We had another stacking issue back in February which prompted us to upgrade to 126.96.36.199. That issue was much worse because traffic did not failover to the responsive member properly. Things have been fine since we completed that last maintenance.
I am aware of the newer branch of the the firmware and I am wondering if the fixes for some of the stacking issues in the newer branch would be appropriate to handle the issue we had happen yesterday. Appreciate any insight the group may have on this. I am trying to add the relevant logs however they keep getting marked as spam. Will work on that-
INFO Backup manager removed.
INFO Backup unit gone
INFO No Potential unit to configure as Standby when unit 1 left
NOTE Unit 1 is removed from the stack
NOTE Stack-port link down: Index: 230 Unit: 2 Tag: Fo2/0/1
NOTE Unit 2 identified a link failure in the stack. Fo2/0/1
I have been having stacking issues with Dells N4000 series for literally years (6x N4000 in a single stack).
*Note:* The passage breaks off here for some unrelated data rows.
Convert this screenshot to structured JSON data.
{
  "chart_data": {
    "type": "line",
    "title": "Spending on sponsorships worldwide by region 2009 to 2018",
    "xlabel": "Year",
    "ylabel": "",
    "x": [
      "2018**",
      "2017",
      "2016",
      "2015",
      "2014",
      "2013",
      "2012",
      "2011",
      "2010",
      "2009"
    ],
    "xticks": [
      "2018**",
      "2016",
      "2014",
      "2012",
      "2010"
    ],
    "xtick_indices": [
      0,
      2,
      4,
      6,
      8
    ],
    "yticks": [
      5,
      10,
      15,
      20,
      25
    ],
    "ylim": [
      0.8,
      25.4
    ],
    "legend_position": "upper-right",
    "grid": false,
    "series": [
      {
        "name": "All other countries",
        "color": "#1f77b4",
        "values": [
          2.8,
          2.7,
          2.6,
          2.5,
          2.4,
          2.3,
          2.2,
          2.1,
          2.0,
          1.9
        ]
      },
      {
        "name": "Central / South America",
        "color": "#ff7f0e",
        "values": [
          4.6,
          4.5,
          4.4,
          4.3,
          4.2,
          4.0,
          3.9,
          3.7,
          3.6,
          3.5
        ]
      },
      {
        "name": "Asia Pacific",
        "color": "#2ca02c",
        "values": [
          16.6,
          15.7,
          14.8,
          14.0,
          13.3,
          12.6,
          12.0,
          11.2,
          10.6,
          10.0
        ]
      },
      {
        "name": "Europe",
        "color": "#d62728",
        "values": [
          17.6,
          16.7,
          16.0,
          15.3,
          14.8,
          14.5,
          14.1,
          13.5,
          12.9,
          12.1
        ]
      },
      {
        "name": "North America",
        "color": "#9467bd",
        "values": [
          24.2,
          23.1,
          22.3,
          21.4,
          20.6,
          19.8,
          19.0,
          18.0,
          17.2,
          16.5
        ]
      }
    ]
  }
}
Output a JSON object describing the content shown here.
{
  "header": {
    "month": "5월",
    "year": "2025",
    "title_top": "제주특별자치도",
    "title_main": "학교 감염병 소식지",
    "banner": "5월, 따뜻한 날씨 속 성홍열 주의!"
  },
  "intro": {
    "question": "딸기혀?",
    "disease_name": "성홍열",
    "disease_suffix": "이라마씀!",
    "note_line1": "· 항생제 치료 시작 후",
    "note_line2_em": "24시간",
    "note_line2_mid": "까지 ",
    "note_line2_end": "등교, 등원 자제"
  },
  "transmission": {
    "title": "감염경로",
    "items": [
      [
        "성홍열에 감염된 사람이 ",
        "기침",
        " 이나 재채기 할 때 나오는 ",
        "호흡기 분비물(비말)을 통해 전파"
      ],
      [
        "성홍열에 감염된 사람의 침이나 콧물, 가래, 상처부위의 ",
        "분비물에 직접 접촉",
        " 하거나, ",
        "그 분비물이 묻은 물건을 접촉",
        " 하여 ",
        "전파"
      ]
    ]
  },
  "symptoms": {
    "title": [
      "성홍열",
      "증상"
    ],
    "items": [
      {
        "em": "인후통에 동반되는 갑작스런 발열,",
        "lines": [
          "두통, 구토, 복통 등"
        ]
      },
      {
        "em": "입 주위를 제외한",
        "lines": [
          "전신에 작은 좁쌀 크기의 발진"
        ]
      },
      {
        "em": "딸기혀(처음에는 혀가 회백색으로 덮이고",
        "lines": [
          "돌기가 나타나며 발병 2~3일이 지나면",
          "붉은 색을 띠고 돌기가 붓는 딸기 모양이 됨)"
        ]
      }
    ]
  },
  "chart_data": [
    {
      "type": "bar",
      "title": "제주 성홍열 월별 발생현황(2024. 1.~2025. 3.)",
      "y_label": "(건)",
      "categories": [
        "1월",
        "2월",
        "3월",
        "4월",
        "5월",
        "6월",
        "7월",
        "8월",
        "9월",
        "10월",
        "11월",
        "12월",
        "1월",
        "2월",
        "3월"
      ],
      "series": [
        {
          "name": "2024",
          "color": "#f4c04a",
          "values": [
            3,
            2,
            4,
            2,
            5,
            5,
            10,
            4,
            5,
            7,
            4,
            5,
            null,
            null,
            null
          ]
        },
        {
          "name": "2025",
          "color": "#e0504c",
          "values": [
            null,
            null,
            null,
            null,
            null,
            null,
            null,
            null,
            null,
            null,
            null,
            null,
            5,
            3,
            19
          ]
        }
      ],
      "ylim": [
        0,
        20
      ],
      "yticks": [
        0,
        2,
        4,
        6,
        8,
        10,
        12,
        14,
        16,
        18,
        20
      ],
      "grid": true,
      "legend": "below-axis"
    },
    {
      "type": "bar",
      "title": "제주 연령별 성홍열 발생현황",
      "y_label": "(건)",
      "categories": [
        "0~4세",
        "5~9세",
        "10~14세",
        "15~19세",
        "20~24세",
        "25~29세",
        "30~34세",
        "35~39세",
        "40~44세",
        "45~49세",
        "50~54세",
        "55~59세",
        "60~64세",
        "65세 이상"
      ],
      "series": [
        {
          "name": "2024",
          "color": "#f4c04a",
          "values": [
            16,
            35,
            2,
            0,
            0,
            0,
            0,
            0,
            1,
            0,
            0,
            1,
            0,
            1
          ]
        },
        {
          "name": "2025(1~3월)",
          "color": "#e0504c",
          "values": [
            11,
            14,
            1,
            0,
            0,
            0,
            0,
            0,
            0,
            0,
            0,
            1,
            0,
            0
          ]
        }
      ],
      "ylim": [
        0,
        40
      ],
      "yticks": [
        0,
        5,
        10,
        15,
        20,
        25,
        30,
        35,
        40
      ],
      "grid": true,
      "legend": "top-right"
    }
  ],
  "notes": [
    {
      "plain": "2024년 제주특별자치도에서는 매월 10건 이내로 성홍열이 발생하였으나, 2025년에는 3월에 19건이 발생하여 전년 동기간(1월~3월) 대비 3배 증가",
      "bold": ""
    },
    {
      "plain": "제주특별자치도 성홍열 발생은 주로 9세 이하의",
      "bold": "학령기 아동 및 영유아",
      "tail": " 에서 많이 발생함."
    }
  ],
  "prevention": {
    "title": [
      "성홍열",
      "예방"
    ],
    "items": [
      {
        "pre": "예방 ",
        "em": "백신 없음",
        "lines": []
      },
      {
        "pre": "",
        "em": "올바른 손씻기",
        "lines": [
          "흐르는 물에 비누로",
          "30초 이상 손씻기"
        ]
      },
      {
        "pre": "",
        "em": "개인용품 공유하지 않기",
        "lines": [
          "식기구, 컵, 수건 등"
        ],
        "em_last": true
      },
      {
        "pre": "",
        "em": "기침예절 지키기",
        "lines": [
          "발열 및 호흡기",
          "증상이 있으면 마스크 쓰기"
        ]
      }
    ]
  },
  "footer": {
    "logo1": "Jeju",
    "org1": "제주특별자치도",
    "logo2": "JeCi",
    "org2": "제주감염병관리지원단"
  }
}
Quite literally nearly every release not for each firmware upgrade says it addresses this issue.
Do not upgrade to 6.5.x unless you are trying to stack an N4000 and another model of switch. I have had over 15 tickets with Pro Support on the issues that come with the 6.5.x firmware.
Dell Support is the one who told me this "Do not upgrade to 6.5.x unless you are trying to stack an N4000 and another model of switch."